Der französische Schriftsteller Michel Houellebecq hat in Köln seinen Roman "Unterwerfung" verteidigt. Foto: dpa

Zwei Wochen nach dem Terror von Paris ist der Starautor Michel Houellebecq in Köln erstmals wieder aufgetreten. Und verteidigte sein Buch und die Freiheit der Kunst.

Köln - Der französische Schriftsteller Michel Houellebecq (56) hat bei seinem ersten öffentlichen Auftritt nach den Terroranschlägen von Paris in Köln seinen Roman verteidigt. Seit dem Erscheinen von „Unterwerfung“ vor zwei Wochen und dem Attentat auf die Satirezeitschrift „Charlie Hebdo“ müsse er zwei Dinge in einer Endlosschleife erklären, sagte Houellebecq: „Erstens, dass mein Buch kein islamfeindliches Buch ist, und zweitens, dass man das Recht dazu hat, ein solches Buch zu schreiben.“

Sein Roman spielt im Jahr 2022 in Frankreich. Der Autor kritisiert darin sowohl die Demokratiemüdigkeit, den Egoismus und den Opportunismus des Establishments als auch die Islamisten, die in diese Lücke stoßen.

Nach den Terroranschlägen hätten ihm die Demonstrationen Eines klar gezeigt, sagte Houellebecq in Köln: „Dass die Franzosen sich etwas ganz Einfaches wünschen - und zwar Meinungsfreiheit.“ Auf die Frage, ob er mit seinem Buch dem rechtsextremen Front National von Marine Le Pen nütze, sagte er: „Erst einmal ist mir das egal. Und es hat noch nie jemand seine politische Meinung geändert, weil er ein Buch gelesen hat.“

Der Roman schildert, wie bei der französischen Präsidentschaftswahl 2022 Le Pen im ersten Durchgang gewinnt. Um ihren Sieg bei der Stichwahl zu verhindern, unterstützen Sozialisten und Konservative einen gemäßigten muslimischen Kandidaten, der dann auch tatsächlich an die Macht kommt. Das Buch war 7. Januar in Frankreich auf den Markt gekommen. Am selben Tag hatten zwei islamistische Attentäter in der Redaktion von „Charlie Hebdo“ in Paris zwölf Menschen ermordet. Das Satireblatt hatte eine Karikatur über den Autor auf der Titelseite. Außerdem ermordete ein weiterer Attentäter vier Juden in einem koscheren Supermarkt. Houellebecq hatte sich daraufhin aus der Öffentlichkeit zurückgezogen - in Köln trat er zum ersten Mal wieder auf.

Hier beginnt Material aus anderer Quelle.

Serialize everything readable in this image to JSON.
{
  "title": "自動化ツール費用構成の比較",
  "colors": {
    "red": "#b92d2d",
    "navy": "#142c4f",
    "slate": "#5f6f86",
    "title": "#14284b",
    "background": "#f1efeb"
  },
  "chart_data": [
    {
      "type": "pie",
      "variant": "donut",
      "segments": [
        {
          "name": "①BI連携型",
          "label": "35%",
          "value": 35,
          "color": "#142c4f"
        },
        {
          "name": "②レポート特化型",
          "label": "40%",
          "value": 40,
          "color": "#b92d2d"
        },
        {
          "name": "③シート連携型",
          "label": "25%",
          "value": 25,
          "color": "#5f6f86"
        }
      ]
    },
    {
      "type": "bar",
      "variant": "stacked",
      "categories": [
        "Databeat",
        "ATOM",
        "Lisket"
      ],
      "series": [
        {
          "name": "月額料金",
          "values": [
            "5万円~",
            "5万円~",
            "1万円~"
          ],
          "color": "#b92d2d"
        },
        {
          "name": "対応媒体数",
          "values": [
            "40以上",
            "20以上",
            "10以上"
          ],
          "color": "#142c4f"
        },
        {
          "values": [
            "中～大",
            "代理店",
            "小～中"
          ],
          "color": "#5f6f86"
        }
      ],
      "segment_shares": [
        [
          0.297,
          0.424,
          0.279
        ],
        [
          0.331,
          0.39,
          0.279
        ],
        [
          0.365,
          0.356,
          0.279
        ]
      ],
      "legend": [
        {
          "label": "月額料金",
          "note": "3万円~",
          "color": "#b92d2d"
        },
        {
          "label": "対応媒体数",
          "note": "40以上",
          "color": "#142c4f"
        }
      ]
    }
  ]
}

Der Auftritt verlief völlig ruhig

Die Polizei hatte nach eigener Aussage für „angemessene Sicherheitsvorkehrungen“ gesorgt, ohne Einzelheiten zu nennen. Es habe keine Probleme gegeben, hieß es am Dienstag.

Im Publikum waren Befürchtungen dennoch zu hören. „Ich habe die Karten von einer Freundin bekommen, der es zu gefährlich war, hier zu sein“, sagte eine Zuhörerin aus der Nähe von Köln. „Kurz darüber nachgedacht habe ich schon, ob ich kommen sollte“, meinte ein Houellebecq-Fan, „aber dann überwog die Neugier.“ Das „Depot 1“ des Kölner Schauspiels war jedenfalls mit 600 Zuschauern voll besetzt.

Der Auftritt selbst verlief völlig ruhig. Keine schrillen Töne, keine Provokationen. Nach dem Vorlesen einiger Passagen aus dem Buch befragte Nils Minkmar von der „Frankfurter Allgemeinen Zeitung“ den Autor. Houellebecq antwortete nachdenklich, oft zögerlich.

Und er gab auch einen Einblick in seine Art zu recherchieren: „Man sollte den Menschen nicht widersprechen, man sollte sie ausreden lassen, denn ansonsten werden sie nichts mehr sagen. Nur so bringt man sie dazu, von ihrem Leben zu erzählen.“ Die deutsche Auflage des Romans steigt auf 270 000. Die ersten 100 000 Exemplare waren erst vor einer Woche in den Handel gekommen, die nächsten 50 000 werden gerade ausgeliefert. Eine dritte und vierte mit insgesamt weiteren 120 000 Büchern seien veranlasst worden, teilte der DuMont Buchverlag am Dienstag mit.